Thinking about rendering performance, you know, and this has nothing to do with startup performance, this is just how long do my computations take, and if I'm working iteratively on a document and focusing on content, I don't always want to rerun on my computations, so there's a few approaches to that. One is just authoring inside a notebook allows you to control exactly when code execution occurs and actually cache the results in the notebook, so that's one approach. Jupyter Cache, which is a package you can install separately, will actually do caching of all your cell outputs. It's all or nothing, so if any of your code changes it's got to re-execute the whole document, but again, if you've done your computations and now you're writing and doing analysis, this allows you to re-render with zero computations. And then I won't get into all the mechanics of it, but Quarto has a freeze feature that allows you to also, separate from cache, it's a little more explicit and durable, you can permanently save and reuse computational output. So for example, a blog post that you wrote three years ago, you don't want to have to keep re-rendering that, and so that can be saved. Or if you're deploying code to a server that may or may not have the permissions and software required to render, you may want to render everything locally, have it freeze, and then deploy the kind of frozen execution results onto the server.

We picked iJulia mostly because we had made a bunch of investments to make the working of Quarto and Jupyter to work really well. One was this kernel demonization and caching work. iJulia also had implemented a lot of primitives for supporting MIME outputs from Julia results, and that's including the ability to output raw LaTeX, which ends up being important for some more sophisticated tables, and the fact that as a format, IPyMB was supported in a bunch of popular notebook front ends, JupyterLab, VS Code, etc. So I think it aligned well with a lot of infrastructure that both we had and that users were taking advantage of. But it's definitely conceivable that the other notebook or literate programming systems like Pluto or Neptune, they could be integrated as an alternative to iJulia. So that's something we'd certainly be interested in talking about. The execution engine system is intended for future extensions, and it's pluggable. So it's something that we could definitely do.

Tooling and editors

A little bit about tools. We have a VS Code extension for Quarto, which I won't go into exhaustive detail about all the different features, but it's a pretty deep feature-wise. Specifically as regards to Julia, it integrates with the Julia VS Code extension. So here I've got a Julia QMD document, and I'm doing side-by-side render and preview. Here I'm actually able to run. You can see run cell. I can run individual cells in the QMD, and their results are put in the interactive Julia session that's running in the terminal, as well as plots displayed. And then we also integrate with the Julia VS Code extension for code completion. So lots of good productivity tools available if you're a VS Code user.

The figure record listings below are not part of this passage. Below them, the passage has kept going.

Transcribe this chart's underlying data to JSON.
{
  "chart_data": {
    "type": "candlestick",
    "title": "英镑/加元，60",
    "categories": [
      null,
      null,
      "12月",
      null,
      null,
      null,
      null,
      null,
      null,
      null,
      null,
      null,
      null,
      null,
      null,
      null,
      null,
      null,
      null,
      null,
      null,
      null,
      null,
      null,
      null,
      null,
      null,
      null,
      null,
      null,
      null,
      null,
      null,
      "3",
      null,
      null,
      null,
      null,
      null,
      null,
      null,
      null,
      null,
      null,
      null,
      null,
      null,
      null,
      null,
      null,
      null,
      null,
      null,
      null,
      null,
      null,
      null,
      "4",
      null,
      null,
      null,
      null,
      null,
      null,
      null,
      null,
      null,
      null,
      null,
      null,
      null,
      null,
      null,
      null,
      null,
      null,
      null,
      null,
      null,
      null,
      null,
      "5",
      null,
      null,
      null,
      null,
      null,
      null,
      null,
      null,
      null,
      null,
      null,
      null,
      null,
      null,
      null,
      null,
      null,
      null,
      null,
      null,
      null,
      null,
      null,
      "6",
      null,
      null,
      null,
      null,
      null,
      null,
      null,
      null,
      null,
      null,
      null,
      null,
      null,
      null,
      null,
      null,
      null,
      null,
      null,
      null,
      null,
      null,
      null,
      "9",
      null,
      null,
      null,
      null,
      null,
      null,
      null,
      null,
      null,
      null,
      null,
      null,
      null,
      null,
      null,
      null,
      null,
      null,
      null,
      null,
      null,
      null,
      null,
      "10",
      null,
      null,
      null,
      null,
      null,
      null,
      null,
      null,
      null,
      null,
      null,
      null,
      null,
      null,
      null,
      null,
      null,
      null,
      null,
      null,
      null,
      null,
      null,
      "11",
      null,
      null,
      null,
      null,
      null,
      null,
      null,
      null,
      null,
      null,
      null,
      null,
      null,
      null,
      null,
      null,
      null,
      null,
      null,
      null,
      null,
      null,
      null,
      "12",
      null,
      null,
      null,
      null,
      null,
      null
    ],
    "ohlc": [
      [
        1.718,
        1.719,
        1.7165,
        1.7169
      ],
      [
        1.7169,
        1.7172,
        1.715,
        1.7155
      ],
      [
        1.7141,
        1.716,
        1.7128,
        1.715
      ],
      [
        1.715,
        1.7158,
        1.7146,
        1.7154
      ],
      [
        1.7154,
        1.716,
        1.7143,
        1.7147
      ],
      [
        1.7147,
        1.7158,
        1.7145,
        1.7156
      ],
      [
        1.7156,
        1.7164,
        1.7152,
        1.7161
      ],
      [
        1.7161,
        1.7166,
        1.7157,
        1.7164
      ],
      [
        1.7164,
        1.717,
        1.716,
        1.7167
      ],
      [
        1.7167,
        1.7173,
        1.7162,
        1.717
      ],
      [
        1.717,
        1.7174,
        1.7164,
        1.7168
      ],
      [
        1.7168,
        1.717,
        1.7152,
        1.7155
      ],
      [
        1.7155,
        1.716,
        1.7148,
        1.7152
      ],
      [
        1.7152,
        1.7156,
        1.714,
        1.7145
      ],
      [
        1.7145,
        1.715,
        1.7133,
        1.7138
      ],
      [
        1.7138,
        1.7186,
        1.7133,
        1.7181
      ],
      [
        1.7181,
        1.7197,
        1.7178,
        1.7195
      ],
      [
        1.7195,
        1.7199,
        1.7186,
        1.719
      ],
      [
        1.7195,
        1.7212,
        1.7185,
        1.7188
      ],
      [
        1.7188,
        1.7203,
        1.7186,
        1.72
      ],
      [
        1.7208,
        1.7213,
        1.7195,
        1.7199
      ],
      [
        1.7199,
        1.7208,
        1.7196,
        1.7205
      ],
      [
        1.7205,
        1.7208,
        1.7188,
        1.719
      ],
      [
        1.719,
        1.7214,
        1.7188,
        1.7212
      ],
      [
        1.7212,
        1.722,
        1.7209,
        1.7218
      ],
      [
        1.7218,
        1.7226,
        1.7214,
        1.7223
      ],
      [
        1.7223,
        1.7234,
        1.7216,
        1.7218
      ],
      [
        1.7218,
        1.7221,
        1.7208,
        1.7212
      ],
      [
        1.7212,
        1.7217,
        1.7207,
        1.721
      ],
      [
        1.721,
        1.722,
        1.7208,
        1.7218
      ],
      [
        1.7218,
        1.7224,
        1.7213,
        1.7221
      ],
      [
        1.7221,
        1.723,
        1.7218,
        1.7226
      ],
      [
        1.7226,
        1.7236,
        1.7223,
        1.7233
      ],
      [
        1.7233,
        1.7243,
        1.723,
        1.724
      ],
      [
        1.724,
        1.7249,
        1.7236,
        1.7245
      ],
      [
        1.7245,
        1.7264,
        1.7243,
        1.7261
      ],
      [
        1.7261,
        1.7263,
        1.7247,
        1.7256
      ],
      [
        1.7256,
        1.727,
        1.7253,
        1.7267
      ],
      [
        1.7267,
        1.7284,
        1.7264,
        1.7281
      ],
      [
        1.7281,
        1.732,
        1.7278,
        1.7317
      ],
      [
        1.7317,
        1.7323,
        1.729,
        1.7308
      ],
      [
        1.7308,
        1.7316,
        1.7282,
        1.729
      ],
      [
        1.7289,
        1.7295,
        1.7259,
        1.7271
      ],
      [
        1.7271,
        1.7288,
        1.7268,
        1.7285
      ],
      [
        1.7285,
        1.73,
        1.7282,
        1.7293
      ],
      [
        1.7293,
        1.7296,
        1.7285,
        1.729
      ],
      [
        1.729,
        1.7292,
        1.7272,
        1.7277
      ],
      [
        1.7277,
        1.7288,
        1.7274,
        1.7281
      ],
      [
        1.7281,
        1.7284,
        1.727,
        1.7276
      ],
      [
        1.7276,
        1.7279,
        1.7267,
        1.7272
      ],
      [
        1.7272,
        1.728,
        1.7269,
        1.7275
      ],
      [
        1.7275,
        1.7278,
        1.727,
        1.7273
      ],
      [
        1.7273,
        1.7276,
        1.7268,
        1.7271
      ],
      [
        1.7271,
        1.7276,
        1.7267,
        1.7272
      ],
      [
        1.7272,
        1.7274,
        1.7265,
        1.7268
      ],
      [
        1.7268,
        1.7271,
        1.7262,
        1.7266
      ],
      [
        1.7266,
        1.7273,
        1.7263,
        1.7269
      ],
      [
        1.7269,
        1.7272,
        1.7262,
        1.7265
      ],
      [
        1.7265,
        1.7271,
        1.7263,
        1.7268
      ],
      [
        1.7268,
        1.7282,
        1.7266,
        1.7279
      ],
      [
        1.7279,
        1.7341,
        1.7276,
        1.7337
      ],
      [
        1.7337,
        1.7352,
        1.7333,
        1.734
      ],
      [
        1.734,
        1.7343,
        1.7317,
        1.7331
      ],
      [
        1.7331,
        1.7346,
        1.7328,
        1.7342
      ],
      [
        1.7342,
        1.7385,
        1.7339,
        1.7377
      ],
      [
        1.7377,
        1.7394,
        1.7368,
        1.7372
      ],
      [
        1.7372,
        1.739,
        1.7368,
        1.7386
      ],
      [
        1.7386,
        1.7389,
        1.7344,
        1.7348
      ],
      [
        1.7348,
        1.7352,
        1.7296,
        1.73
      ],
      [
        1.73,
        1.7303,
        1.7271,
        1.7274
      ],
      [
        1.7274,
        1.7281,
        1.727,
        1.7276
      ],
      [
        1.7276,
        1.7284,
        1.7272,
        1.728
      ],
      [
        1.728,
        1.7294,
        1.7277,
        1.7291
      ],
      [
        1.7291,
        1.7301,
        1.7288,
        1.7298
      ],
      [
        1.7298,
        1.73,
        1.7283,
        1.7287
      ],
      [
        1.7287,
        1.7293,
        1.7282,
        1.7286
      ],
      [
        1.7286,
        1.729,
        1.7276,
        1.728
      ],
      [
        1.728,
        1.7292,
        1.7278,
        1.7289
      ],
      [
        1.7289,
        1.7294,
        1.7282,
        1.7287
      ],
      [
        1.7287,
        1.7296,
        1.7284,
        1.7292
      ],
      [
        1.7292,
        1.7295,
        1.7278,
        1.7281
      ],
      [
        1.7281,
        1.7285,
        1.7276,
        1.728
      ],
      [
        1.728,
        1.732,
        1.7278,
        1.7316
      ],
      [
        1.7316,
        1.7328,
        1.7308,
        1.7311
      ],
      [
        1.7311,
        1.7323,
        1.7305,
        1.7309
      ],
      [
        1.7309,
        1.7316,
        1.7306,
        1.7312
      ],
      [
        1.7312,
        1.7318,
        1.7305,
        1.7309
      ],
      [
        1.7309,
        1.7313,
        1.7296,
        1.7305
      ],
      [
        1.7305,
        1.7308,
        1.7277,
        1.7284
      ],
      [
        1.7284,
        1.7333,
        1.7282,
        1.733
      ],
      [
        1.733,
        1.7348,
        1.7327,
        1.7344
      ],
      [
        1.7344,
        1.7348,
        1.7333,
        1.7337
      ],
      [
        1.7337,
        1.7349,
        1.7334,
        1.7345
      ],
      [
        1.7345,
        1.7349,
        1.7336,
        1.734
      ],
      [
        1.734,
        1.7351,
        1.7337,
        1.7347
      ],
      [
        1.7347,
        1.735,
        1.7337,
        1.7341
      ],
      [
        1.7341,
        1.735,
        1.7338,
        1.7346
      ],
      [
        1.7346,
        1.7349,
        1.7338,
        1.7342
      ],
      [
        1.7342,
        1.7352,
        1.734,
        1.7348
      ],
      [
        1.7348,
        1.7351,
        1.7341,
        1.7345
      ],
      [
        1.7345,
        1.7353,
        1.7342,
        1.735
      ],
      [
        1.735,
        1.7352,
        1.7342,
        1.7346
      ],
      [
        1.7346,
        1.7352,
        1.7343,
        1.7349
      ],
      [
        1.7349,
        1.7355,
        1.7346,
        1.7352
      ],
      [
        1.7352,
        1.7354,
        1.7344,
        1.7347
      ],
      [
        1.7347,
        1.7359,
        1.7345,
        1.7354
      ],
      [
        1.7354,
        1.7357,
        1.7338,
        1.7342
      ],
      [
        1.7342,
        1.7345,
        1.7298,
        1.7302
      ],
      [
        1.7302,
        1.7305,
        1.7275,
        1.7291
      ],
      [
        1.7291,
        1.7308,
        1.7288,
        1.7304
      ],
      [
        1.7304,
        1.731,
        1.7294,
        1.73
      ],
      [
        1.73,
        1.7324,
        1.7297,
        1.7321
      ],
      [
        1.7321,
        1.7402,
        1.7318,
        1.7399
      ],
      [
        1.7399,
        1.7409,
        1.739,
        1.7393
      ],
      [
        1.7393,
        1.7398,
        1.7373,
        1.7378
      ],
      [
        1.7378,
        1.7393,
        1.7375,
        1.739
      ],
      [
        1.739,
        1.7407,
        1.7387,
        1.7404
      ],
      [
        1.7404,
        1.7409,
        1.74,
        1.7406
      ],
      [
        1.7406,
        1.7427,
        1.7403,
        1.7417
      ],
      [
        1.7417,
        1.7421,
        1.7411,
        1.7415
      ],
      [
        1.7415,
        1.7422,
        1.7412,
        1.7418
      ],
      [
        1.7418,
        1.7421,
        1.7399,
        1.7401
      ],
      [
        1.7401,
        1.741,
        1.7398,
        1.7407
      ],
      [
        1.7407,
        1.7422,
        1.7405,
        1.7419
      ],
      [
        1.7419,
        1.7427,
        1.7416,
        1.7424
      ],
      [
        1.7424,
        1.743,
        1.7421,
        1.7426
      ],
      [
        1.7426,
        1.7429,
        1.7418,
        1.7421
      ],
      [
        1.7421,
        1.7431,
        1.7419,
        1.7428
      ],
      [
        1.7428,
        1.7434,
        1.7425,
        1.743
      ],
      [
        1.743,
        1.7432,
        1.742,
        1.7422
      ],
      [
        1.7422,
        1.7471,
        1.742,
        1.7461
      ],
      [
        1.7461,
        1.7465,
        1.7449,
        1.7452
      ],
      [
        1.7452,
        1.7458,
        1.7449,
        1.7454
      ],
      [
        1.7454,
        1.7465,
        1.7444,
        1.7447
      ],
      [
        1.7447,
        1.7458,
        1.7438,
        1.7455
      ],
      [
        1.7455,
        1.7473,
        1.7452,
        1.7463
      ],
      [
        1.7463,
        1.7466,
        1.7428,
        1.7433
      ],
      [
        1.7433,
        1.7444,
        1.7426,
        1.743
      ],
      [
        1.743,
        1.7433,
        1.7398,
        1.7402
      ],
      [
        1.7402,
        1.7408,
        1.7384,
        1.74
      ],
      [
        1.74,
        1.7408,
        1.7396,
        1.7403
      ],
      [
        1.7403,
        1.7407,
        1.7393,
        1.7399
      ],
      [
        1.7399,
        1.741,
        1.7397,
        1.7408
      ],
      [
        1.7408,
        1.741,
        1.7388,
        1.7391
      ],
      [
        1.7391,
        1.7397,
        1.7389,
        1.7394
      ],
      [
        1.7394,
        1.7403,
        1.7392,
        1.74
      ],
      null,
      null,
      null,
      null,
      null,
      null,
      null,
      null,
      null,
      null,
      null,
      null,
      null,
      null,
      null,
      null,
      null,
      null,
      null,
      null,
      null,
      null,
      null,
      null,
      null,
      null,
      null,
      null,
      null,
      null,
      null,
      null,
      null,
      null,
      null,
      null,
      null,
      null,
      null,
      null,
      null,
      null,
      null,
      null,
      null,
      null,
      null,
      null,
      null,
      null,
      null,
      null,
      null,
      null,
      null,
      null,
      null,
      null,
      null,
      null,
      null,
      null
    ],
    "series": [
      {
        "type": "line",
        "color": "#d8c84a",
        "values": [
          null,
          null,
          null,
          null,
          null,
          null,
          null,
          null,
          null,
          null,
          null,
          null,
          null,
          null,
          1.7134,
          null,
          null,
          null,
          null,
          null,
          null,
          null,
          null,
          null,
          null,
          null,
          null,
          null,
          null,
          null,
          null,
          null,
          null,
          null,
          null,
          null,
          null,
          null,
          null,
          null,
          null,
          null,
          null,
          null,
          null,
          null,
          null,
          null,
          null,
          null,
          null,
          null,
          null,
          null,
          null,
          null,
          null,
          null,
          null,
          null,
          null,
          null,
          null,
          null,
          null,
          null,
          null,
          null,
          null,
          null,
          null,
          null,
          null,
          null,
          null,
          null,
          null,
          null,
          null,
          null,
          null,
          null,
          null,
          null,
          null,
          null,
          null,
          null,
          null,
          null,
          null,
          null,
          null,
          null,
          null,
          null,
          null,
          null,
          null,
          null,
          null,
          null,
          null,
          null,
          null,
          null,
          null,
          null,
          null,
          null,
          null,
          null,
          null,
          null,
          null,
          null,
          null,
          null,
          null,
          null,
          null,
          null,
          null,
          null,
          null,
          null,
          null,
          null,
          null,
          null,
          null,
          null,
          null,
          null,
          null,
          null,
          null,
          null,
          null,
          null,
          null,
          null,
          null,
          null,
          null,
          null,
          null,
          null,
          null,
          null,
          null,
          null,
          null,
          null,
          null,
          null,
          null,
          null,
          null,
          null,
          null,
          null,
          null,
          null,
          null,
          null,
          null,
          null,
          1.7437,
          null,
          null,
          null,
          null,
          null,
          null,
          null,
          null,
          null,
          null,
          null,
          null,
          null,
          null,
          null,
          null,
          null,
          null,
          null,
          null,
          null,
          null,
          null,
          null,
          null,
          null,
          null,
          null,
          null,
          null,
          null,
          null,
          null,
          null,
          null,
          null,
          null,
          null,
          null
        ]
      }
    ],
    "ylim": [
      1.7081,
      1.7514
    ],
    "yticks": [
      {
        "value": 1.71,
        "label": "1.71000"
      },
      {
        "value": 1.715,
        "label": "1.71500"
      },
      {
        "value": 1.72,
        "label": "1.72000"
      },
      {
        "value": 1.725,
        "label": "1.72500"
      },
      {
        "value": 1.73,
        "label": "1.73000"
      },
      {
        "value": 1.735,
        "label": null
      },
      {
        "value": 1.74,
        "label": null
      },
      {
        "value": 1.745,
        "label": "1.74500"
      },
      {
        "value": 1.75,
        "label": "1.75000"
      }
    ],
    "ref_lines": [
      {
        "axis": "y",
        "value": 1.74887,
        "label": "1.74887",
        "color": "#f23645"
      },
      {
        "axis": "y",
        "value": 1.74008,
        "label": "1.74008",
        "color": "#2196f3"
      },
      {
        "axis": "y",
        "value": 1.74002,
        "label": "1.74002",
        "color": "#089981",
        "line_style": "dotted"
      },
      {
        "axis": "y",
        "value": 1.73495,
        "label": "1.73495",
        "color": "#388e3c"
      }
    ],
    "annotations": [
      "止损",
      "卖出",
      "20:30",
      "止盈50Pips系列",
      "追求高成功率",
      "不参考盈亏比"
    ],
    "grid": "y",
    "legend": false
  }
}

As I showed before, we also integrate pretty well with JupyterLab. You can run Quarto preview on a notebook, launch it in JupyterLab, and as you're working with it and you save it, there's a browser preview of it that refreshes automatically. You can also use Quarto preview specifically with any text editor. Just type Quarto preview Julia.QMD or Julia.ipynb from any terminal, and you'll get live reloading from whatever editor you're in, and there's actually some Quarto extensions available for popular editors, some of which we maintain, some of which others maintain. So EmacsVim, NeoVim. I'll make the link to these slides available at the end of the talk, so you can find those links if you need to.

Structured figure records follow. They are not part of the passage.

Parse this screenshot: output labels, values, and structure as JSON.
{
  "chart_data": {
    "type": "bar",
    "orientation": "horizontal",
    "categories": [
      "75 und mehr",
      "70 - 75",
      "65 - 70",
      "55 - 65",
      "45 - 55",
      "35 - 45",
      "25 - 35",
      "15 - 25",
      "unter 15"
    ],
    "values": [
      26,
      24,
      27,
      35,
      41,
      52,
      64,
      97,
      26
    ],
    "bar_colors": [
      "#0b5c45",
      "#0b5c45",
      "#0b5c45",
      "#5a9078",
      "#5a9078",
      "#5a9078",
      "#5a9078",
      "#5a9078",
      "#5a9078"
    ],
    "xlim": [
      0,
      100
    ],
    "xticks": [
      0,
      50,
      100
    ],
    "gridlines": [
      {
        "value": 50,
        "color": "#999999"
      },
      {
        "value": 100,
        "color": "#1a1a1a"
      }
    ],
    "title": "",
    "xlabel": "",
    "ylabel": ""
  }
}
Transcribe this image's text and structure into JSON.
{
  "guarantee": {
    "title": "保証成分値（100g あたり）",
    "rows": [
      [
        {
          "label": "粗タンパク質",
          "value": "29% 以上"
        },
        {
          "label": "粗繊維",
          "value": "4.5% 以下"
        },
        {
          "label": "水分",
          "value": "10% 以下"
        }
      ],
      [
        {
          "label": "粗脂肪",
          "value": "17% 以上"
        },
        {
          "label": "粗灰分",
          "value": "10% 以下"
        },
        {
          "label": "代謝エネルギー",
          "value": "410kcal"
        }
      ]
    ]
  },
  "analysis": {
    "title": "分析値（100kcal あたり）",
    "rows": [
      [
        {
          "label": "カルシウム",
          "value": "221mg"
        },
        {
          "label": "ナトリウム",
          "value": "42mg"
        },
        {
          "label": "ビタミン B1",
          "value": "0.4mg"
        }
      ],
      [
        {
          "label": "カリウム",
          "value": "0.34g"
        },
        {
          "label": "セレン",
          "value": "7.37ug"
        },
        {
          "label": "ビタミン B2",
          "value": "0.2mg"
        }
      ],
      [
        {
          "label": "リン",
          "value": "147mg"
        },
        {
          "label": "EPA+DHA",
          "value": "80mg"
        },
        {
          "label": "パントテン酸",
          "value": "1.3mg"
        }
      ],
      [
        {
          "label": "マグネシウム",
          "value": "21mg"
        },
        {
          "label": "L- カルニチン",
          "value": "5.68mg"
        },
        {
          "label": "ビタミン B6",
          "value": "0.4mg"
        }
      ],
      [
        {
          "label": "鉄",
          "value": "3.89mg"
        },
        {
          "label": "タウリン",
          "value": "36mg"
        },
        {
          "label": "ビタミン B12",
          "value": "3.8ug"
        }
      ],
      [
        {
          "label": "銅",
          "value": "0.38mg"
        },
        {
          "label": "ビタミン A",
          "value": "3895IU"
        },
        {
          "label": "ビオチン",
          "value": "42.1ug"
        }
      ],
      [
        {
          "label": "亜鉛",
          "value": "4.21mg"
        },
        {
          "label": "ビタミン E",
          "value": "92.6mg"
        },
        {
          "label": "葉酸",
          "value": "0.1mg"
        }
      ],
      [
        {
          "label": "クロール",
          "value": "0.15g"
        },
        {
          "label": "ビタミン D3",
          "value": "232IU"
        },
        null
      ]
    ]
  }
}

And that is, in fact, the end of the talk, and there is the link to the slides. We've got the Quarto website, specifically the Quarto and Julia article you can see linked to there. Repeats a lot of the Quarto and Julia section, so if that went a little bit fast, that breaks it down in much more detail and has more step-by-step instructions. The Getting Started gives you a tutorial that walks you through the basics of how to use the system, and we'd love to hear from folks in our discussions or GitHub issues, so I'd also love to hear any questions that people have now. Thank you.